Funny Girl stars Lorelai’s favourite actress Barbara Streisand, reprising her Broadway role to portray actress and comedian Fanny Brice (1891-1951), a star of vaudeville, film, radio, and television who rose to fame as a Ziegfield Follies girl in the 1920s.

Funny Girl was the #2 film of 1968, and acclaimed by critics; Streisand won a Best Actress Award for her role in the film at the Academy Awards. Regarded as one of the best musical films of all time, it is notable for being the first film where a Jewish woman is portrayed as smart, funny, talented, and beautiful.

We later learn that Funny Girl is Lorelai’s favourite film.

“Relocated to a plastic bubble”

DEAN: Well, what if it’s for a really special occasion?
RORY: Well, that special occasion better include my being relocated to a plastic bubble if my grandmother’s gonna let me out of dinner.

Rory is referring to the disease severe combined immunodeficiency, a rare genetic disorder where the sufferer remains extremely vulnerable to infectious disease due to having an immune system so compromised it is effectively absent. It is sometimes called “bubble boy disease”, because high-profile patients became known for living in sterile environments.

The disease became well known after the 1976 television film The Boy in the Plastic Bubble, directed by Randal Kleiser, and with John Travolta in the title role. The film was inspired by the real-life cases of David Vetter (1971-1984) and Ted DeVita (1962-1980); DeVita actually had severe aplastic anemia, which is able to be better treated now.

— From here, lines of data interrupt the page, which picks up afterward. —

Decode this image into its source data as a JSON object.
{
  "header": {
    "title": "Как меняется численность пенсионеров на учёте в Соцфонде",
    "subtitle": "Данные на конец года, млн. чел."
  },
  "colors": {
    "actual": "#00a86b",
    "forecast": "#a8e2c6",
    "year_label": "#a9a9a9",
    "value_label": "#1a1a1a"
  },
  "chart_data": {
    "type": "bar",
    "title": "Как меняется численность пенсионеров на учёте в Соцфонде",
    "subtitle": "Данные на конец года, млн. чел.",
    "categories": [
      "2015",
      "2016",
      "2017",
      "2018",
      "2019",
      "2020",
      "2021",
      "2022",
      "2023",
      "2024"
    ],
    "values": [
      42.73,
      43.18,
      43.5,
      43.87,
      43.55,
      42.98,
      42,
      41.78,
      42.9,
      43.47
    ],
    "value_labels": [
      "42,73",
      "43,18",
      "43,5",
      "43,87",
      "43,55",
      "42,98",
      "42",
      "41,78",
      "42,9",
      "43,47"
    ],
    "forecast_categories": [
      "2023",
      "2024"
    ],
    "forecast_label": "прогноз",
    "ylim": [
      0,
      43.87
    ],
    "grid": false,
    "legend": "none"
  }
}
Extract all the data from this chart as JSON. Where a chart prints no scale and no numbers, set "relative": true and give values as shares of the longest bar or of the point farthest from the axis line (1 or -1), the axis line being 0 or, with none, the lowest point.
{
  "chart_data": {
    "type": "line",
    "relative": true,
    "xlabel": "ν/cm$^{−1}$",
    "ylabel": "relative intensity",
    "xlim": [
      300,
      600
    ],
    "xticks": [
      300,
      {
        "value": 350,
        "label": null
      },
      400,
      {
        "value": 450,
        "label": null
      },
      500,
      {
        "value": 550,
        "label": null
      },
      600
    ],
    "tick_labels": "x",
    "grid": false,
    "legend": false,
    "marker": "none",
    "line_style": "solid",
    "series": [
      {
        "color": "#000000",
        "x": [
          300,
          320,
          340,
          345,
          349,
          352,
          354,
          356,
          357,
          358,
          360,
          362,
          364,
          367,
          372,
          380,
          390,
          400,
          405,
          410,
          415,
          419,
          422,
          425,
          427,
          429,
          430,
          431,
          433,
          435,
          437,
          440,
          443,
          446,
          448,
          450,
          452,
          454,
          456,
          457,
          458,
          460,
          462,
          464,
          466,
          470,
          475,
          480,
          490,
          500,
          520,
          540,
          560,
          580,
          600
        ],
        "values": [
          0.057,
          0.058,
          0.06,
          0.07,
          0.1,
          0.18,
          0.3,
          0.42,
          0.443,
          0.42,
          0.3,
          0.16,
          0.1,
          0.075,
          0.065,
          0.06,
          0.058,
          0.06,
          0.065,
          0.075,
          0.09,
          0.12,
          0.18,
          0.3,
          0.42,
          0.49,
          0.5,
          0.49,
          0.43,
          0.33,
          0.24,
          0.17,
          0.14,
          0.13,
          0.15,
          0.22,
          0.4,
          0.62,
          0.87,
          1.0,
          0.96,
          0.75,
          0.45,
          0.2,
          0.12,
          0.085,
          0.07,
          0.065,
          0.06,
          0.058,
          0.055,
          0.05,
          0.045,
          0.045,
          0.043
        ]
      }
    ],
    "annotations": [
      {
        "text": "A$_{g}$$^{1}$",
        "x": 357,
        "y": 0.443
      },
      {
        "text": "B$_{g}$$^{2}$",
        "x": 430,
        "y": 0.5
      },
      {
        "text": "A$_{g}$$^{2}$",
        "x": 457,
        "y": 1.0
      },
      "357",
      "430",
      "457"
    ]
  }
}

Although the movie wasn’t shown on television during Rory’s childhood, bootleg copies were widely available on video, and Lorelai may have obtained one.

Star-Crossed Lovers and Other Strangers

The title references two different works. One is William Shakespeare’s Romeo and Juliet, previously and frequently mentioned. In the play, Shakespeare refers to the main characters as “star cross’d lovers”, meaning that their relationship is destined to fail no matter how hard they try. The phrase comes from astrology, meaning that the stars are working against them (in the same sense that we say “don’t cross me”, to mean “don’t interferere with my plans”).

The other reference is to the 1970 comedy film Lovers and Other Strangers, directed by Cy Howard and based on the play of the same name by Renée Taylor and Joseph Bologna, who also co-wrote the screenplay for the film.

The movie revolves around the upcoming wedding of Mike (Michael Brandon) and Susan (Bonnie Bedelia), and the spotlight it shines upon the marriages of their family members. The film is notable for being the screen debut of actress Diane Keaton, who plays Mike’s sister-in-law. Lovers and Other Strangers was well-reviewed and successful at the box office; it won the Academy Award for Best Original Song (For All We Know).